SINGAPORE - The impact of the Causeway toll hikes on economic activity in Singapore is likely to be small, as land transport takes up a small portion of business costs, Minister of State (Trade and Industry) Teo Ser Luck said on Tuesday.
Responding to a question from Mr Ong Teng Koon (Sembawang GRC), he told the House that land transport costs constitute only around 3 per cent and 1 per cent of the total business cost of firms in the manufacturing and services sectors respectively.
In August, Malaysia raised the toll rates for vehicles entering Johor from Singapore and implemented a new toll for Singapore-bound vehicles.
The Land Transport Authority (LTA) announced it would match these rates shortly after the changes were made.
Since then, business chambers representing companies in Malaysia and Singapore have voiced concerns that the toll hikes will have a negative economic impact.
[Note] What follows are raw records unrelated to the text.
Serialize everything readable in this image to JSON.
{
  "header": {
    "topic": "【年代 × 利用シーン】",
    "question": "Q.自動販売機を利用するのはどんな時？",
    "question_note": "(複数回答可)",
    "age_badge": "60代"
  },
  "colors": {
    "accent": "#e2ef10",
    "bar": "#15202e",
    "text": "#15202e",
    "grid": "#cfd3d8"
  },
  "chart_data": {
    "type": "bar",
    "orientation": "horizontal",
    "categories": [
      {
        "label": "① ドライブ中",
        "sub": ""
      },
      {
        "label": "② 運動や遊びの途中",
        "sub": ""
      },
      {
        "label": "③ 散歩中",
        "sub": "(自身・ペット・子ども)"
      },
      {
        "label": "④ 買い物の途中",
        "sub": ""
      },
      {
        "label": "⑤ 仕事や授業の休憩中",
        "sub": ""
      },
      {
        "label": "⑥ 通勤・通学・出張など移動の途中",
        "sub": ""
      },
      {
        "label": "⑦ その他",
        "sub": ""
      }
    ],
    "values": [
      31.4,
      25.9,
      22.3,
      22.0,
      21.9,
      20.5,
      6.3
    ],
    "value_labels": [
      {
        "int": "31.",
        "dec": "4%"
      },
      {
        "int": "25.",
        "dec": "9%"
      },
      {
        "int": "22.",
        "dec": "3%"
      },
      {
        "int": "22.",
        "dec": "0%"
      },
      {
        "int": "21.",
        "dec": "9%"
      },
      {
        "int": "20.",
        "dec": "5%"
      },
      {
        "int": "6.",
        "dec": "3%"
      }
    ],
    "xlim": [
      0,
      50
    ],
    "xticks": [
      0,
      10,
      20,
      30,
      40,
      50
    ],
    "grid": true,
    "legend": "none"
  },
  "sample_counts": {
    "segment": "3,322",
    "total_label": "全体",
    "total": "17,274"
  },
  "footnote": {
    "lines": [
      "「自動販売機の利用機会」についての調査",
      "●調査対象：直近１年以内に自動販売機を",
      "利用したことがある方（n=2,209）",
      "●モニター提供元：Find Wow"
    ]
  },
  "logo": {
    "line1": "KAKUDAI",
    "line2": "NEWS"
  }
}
On Oct 1, toll charges were raised by Singapore from $1.20 to $3.80 for cars leaving the country. And while it was previously free to enter Singapore, it now costs $2.70. In combination with tolls levied by Malaysia on Aug 1, a two-way trip by car via the Causeway now costs around $13.
Nonetheless, some firms could be more affected than others by the higher toll charges, said Mr Teo, pointing to small and medium enterprises (SMEs) in sectors like food and wholesale.
Such firms, which frequently transport materials and goods across the Causeway, are most likely to see a larger increase in land transport costs, he said.
Logistics firms offering trucking services via the Causeway could also pass on the increase in toll charges to SMEs. This increase in cost could in turn affect the profit margins of SMEs.
"There could also be some pass-through impact on inflation. In particular, as some of our food imports and lifestyle and furniture products are transported via the Causeway, the higher land transport cost may be passed on to consumers," he said.
"However, the impact is expected to be small, as the majority of our food imports and lifestyle and furniture products are still transported by sea or air," he added.
Mr Teo said while SMEs may be adversely affected by the toll hikes, "we have also received feedback that others have found ways to cope with the higher charges".
These include better trip scheduling, such that fewer trips across the Causeway are needed.
In response to a supplementary question from Mr Ong about whether tolls would affect workers coming in to Singapore especially during peak hours, Mr Teo said the tolls have led to higher costs but his ministry has not received "major feedback" about any impact on businesses' operations yet.
The Government will continue to monitor the impact of the toll hikes closely and work with trade associations, he said.